I observe a strange behavior when overlapping data transfer and kernel execution in CUDA.

When calling cudaMemcpyAsync after cudaMemsetAsync although the cudaMemsetAsync does overlap with the compute kernel the cudaMemcpyAsync doesn't. The compute kernel ends and then the cudaMemcpyAsync is executed. When commenting out cudaMemsetAsync then the overlap is performed correctly.

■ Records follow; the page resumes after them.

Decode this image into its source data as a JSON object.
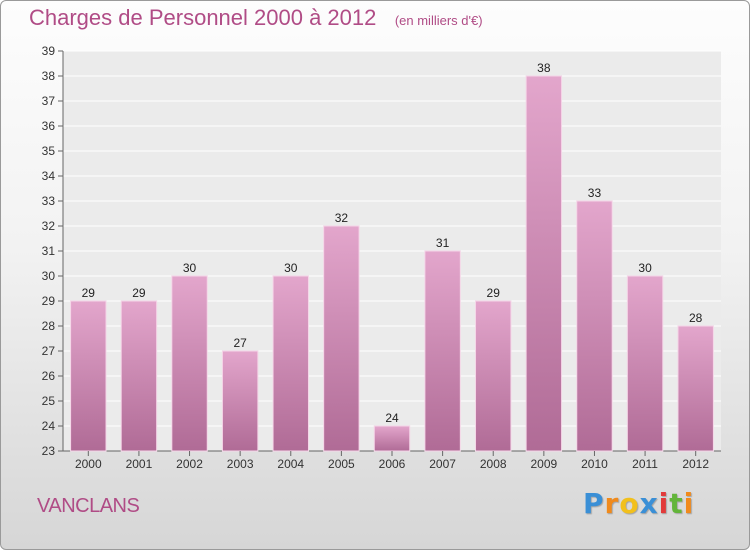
{
  "chart_data": {
    "type": "bar",
    "title": "Charges de Personnel 2000 à 2012",
    "subtitle": "(en milliers d'€)",
    "categories": [
      "2000",
      "2001",
      "2002",
      "2003",
      "2004",
      "2005",
      "2006",
      "2007",
      "2008",
      "2009",
      "2010",
      "2011",
      "2012"
    ],
    "values": [
      29,
      29,
      30,
      27,
      30,
      32,
      24,
      31,
      29,
      38,
      33,
      30,
      28
    ],
    "ylim": [
      23,
      39
    ],
    "yticks": [
      23,
      24,
      25,
      26,
      27,
      28,
      29,
      30,
      31,
      32,
      33,
      34,
      35,
      36,
      37,
      38,
      39
    ],
    "grid": true,
    "bar_color_top": "#e3a6cc",
    "bar_color_bottom": "#b06b96"
  },
  "commune": "VANCLANS",
  "logo": {
    "letters": [
      "P",
      "r",
      "o",
      "x",
      "i",
      "t",
      "i"
    ],
    "colors": [
      "#3a8fd6",
      "#f08a1c",
      "#f2c01c",
      "#3a8fd6",
      "#e23a3a",
      "#63b53a",
      "#f08a1c"
    ]
  }
}
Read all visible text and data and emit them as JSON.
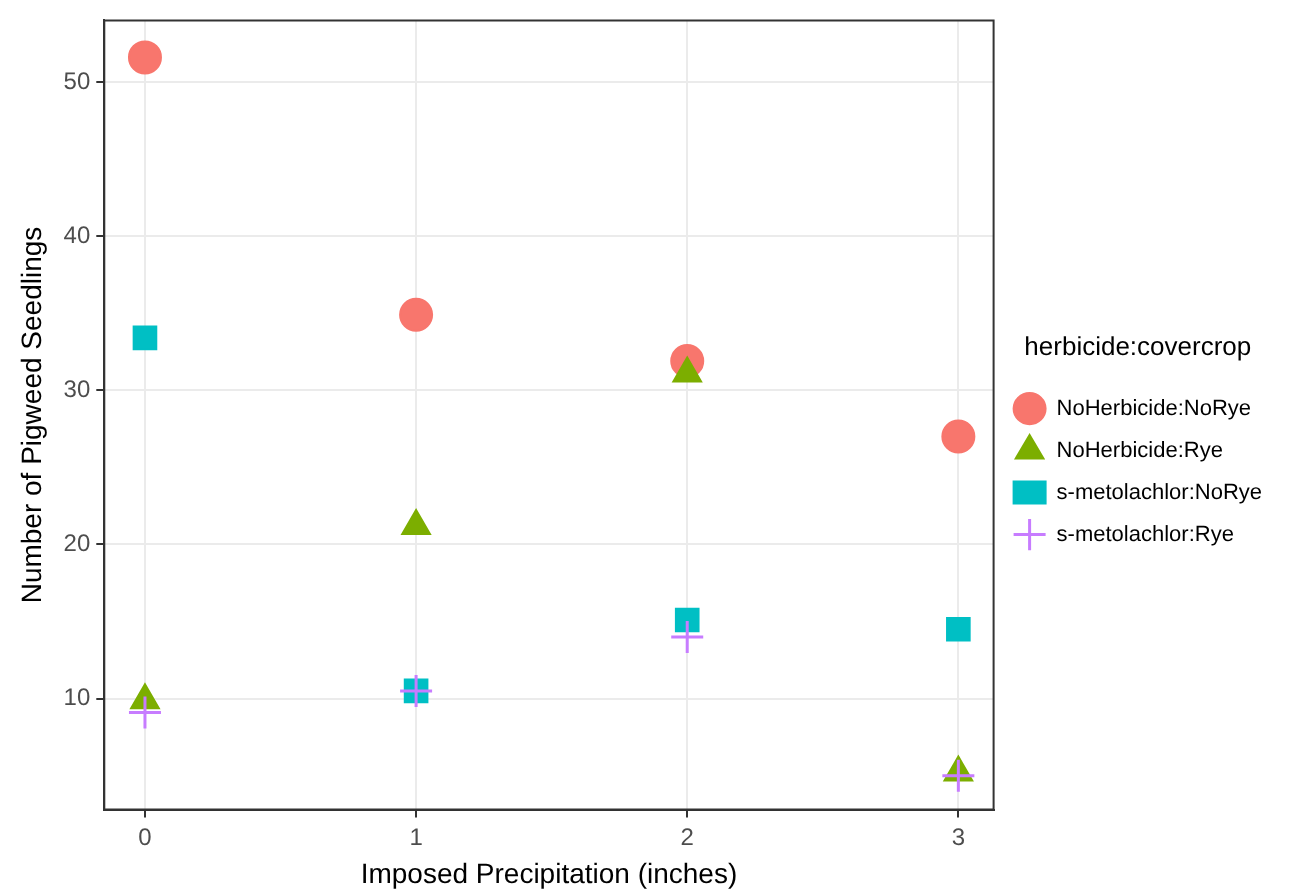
{
  "chart_data": {
    "type": "scatter",
    "xlabel": "Imposed Precipitation (inches)",
    "ylabel": "Number of Pigweed Seedlings",
    "legend_title": "herbicide:covercrop",
    "x": [
      0,
      1,
      2,
      3
    ],
    "series": [
      {
        "name": "NoHerbicide:NoRye",
        "color": "#f8766d",
        "marker": "circle",
        "values": [
          51.6,
          34.9,
          31.9,
          27.0
        ]
      },
      {
        "name": "NoHerbicide:Rye",
        "color": "#7cae00",
        "marker": "triangle",
        "values": [
          9.9,
          21.2,
          31.1,
          5.2
        ]
      },
      {
        "name": "s-metolachlor:NoRye",
        "color": "#00bfc4",
        "marker": "square",
        "values": [
          33.4,
          10.5,
          15.1,
          14.5
        ]
      },
      {
        "name": "s-metolachlor:Rye",
        "color": "#c77cff",
        "marker": "cross",
        "values": [
          9.1,
          10.5,
          14.0,
          5.0
        ]
      }
    ],
    "xlim": [
      -0.15,
      3.13
    ],
    "xticks": [
      0,
      1,
      2,
      3
    ],
    "ylim": [
      2.8,
      54.0
    ],
    "yticks": [
      10,
      20,
      30,
      40,
      50
    ],
    "grid": true,
    "legend": "right"
  }
}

Part of the code is presented below with some changes.

Code:

 for (d = 0; d < TOTAL; ++d){
     gpuErrchk(cudaMemsetAsync(data_d, 0, bytes, stream1));
     for (j = 0; j < M; ++j)
     {
         gpuErrchk(cudaMemcpyAsync(&data_d[index1], &data_h[index2], bytes, H2D, stream1));
     }

     gpuErrchk(cudaStreamSynchronize(stream1));
     cufftExecR2C(plan, data_d, data_fft_d);

     gpuErrchk(cudaStreamSynchronize(stream2));
     kernel<<dimGrid, dimBlock,0, stream3>>(result_d, data_fft_d, size);
 }

I use a NVIDIA GTX-Titan GPU and the compute and memory operations are performed in different streams. Moreover, cudaMemsetAsync and cudaMemcpyAsync operate on the same device buffer.

1
Can you present your code here? If yes, please provide it as complete as possible so the issue would be re-generatable by other people.Farzad

1 Answers

2
votes

Some of CUDA's memcpy functions are implemented with kernels (such as device->device memcpy), but ALL of CUDA's memset functions are implemented internally as kernels.

Assuming the cufftExecR2C call is supposed to be done in a different stream, you can bet that the kernel generated by the FFT plan was designed to fully occupy the GPU.

So you are likely hitting the same limitation in kernel concurrency that you would if you were trying to invoke a kernel in another stream. Kernels must occupy a limited amount of the GPU in order to run concurrently, but most CUDA kernels are not designed to accommodate that use case.